More often these days, however, Paul is harnessing his mastery of public relations and grassroots organizing to showcase broadly attractive ideas and causes — those he believes will draw the young people and minorities the GOP needs to win the White House. Last month alone, he sued the National Security Agency, campaigned to restore voting rights to felons, visited historically black Simmons College in Louisville, Ky., to mark its accreditation, met with Attorney General Eric Holder about softening mandatory minimum drug sentences and tweeted that Ted Nugent owes Obama an apology (Nugent had called the president a “subhuman mongrel”). In December, Paul traveled to Detroit to push for “economic freedom zones” in which taxes and regulations would be slashed. He believes such efforts would revive cities like Detroit, and the NAACP has expressed interest in the idea.

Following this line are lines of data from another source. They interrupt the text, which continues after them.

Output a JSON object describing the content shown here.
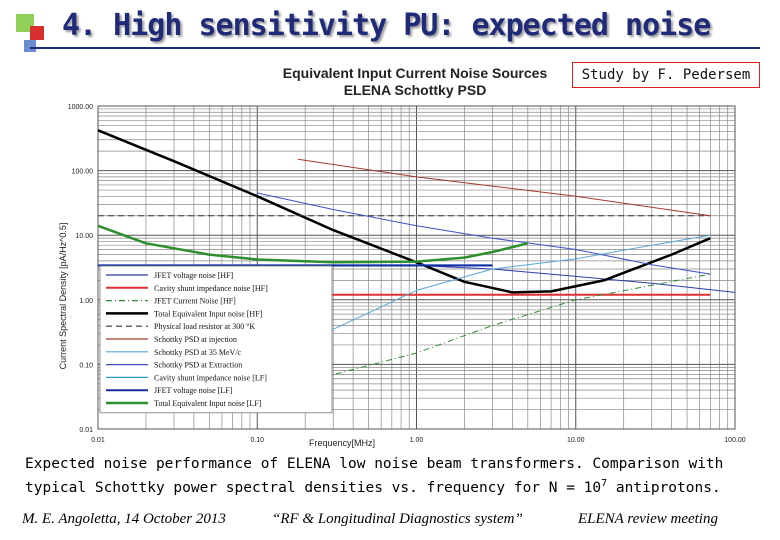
{
  "slide": {
    "title": "4. High sensitivity PU: expected noise",
    "author_note": "Study by F. Pedersem",
    "caption_parts": [
      "Expected noise performance of ELENA low noise beam transformers. Comparison with typical Schottky power spectral densities vs. frequency for N = 10",
      "7",
      " antiprotons."
    ],
    "footer": {
      "left": "M. E. Angoletta, 14 October 2013",
      "center": "“RF & Longitudinal Diagnostics system”",
      "right": "ELENA review meeting"
    },
    "colors": {
      "title": "#1f2a78",
      "deco_green": "#8fcf5a",
      "deco_red": "#d83030",
      "deco_blue": "#6a8fd0"
    }
  },
  "chart_data": {
    "type": "line",
    "title": "Equivalent Input Current Noise Sources",
    "subtitle": "ELENA Schottky PSD",
    "xlabel": "Frequency[MHz]",
    "ylabel": "Current Spectral Density [pA/Hz^0.5]",
    "x_scale": "log",
    "y_scale": "log",
    "xlim": [
      0.01,
      100
    ],
    "ylim": [
      0.01,
      1000
    ],
    "x_ticks": [
      0.01,
      0.1,
      1,
      10,
      100
    ],
    "x_tick_labels": [
      "0.01",
      "0.10",
      "1.00",
      "10.00",
      "100.00"
    ],
    "y_ticks": [
      0.01,
      0.1,
      1,
      10,
      100,
      1000
    ],
    "y_tick_labels": [
      "0.01",
      "0.10",
      "1.00",
      "10.00",
      "100.00",
      "1000.00"
    ],
    "grid": true,
    "legend_position": "bottom-left",
    "series": [
      {
        "name": "JFET voltage noise [HF]",
        "color": "#2b3fa8",
        "style": "solid",
        "width": 1,
        "x": [
          0.18,
          1,
          3,
          10,
          30,
          100
        ],
        "y": [
          3.3,
          3.4,
          3.0,
          2.3,
          1.8,
          1.3
        ]
      },
      {
        "name": "Cavity shunt impedance noise [HF]",
        "color": "#e03030",
        "style": "solid",
        "width": 2,
        "x": [
          0.18,
          1,
          3,
          10,
          70
        ],
        "y": [
          1.2,
          1.2,
          1.2,
          1.2,
          1.2
        ]
      },
      {
        "name": "JFET Current Noise [HF]",
        "color": "#2e8b2e",
        "style": "dashdot",
        "width": 1,
        "x": [
          0.18,
          1,
          3,
          10,
          70
        ],
        "y": [
          0.05,
          0.15,
          0.4,
          1.0,
          2.5
        ]
      },
      {
        "name": "Total Equivalent Input noise [HF]",
        "color": "#000000",
        "style": "solid",
        "width": 2.5,
        "x": [
          0.01,
          0.03,
          0.1,
          0.3,
          1,
          2,
          4,
          7,
          15,
          40,
          70
        ],
        "y": [
          420,
          140,
          40,
          12,
          3.8,
          1.9,
          1.3,
          1.35,
          2.0,
          5.0,
          9.0
        ]
      },
      {
        "name": "Physical load resistor at 300 °K",
        "color": "#333333",
        "style": "dashed",
        "width": 1,
        "x": [
          0.01,
          0.1,
          1,
          10,
          70
        ],
        "y": [
          20,
          20,
          20,
          20,
          20
        ]
      },
      {
        "name": "Schottky PSD at injection",
        "color": "#a33a2a",
        "style": "solid",
        "width": 1,
        "x": [
          0.18,
          1,
          10,
          70
        ],
        "y": [
          150,
          80,
          40,
          20
        ]
      },
      {
        "name": "Schottky PSD at 35 MeV/c",
        "color": "#5aa7d6",
        "style": "solid",
        "width": 1,
        "x": [
          0.1,
          0.3,
          1,
          3,
          10,
          30,
          70
        ],
        "y": [
          0.025,
          0.35,
          1.4,
          3.0,
          4.3,
          7.0,
          10
        ]
      },
      {
        "name": "Schottky PSD at Extraction",
        "color": "#4050c8",
        "style": "solid",
        "width": 1,
        "x": [
          0.1,
          0.3,
          1,
          3,
          10,
          30,
          70
        ],
        "y": [
          45,
          25,
          14,
          9.0,
          6.0,
          3.5,
          2.5
        ]
      },
      {
        "name": "Cavity shunt impedance noise [LF]",
        "color": "#2a9ad0",
        "style": "solid",
        "width": 1,
        "x": [
          0.01,
          0.03,
          0.1,
          0.3,
          1,
          2,
          3
        ],
        "y": [
          3.5,
          3.5,
          3.5,
          3.5,
          3.5,
          3.5,
          3.5
        ]
      },
      {
        "name": "JFET voltage noise [LF]",
        "color": "#1a2aa0",
        "style": "solid",
        "width": 2,
        "x": [
          0.01,
          0.03,
          0.1,
          0.3,
          1,
          2,
          3
        ],
        "y": [
          3.4,
          3.4,
          3.4,
          3.4,
          3.4,
          3.4,
          3.4
        ]
      },
      {
        "name": "Total Equivalent Input noise [LF]",
        "color": "#2e8f2e",
        "style": "solid",
        "width": 2.5,
        "x": [
          0.01,
          0.02,
          0.05,
          0.1,
          0.3,
          1,
          2,
          3,
          5
        ],
        "y": [
          14,
          7.5,
          5.0,
          4.2,
          3.8,
          3.9,
          4.5,
          5.5,
          7.5
        ]
      }
    ]
  }
}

This month Paul is making headlines again as a defender of liberty. He electrified the Conservative Political Action Conference — with lines like “I believe what you do on your cellphone is none of their damn business” — and handily won the CPAC presidential straw poll with 31 percent of 2,459 votes. Neither the win nor the rapturous reception was surprising, given grassroots spadework that drew to the conference a Young Americans for Liberty contingent of nearly 500 campus activists. On Wednesday, in a venue that guaranteed attention would be paid, Paul discussed civil liberties before an enthusiastic crowd at the University of California, Berkeley, the birthplace of the seminal free-speech movement in the 1960s. "There are not too many people who can get a standing ovation at CPAC and a standing ovation at Berkeley," said former Labor Secretary Robert Reich, now a U.C. Berkeley professor.

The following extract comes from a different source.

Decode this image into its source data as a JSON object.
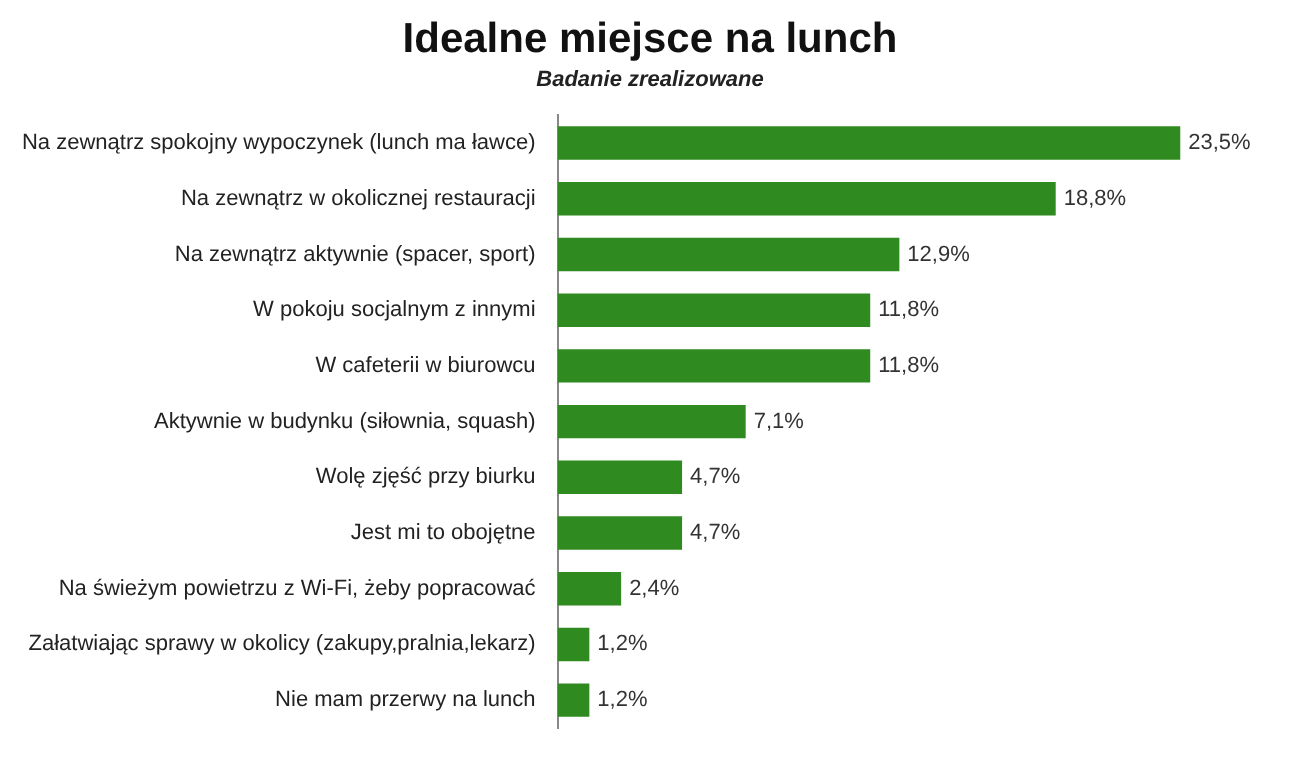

Spring is budget season, and how Paul handles that will be telling. He may choose not to release his own budget proposal this year. If he does, will it be a document only an archconservative or libertarian could love, as was the case with last year’s budget? Or will it be more responsive to the political realities of a presidential bid, taking into account national attitudes and preferences for pragmatism over ideology? Polls show that a majority of Americans agree with him that the government is too big, but they also suggest voter resistance to cuts in social programs and little appetite to repeal the Affordable Care Act. A new Paul budget might well include economic freedom zones, but that remedy is consistent with his calls for lower taxes and less regulation. And while the proposal does show that Paul is grappling with an issue not always topmost on the GOP agenda, it does not demonstrate that he is willing to move beyond his fixed ideas and compromise on policy.
There is political value in Paul’s unconventional outreach if it allows him to win a hearing from political moderates and independents who might otherwise consider him outside the mainstream. But it will all be in vain if he continues to push for a government shrunk to a size and a role that most Americans would not recognize, much less want.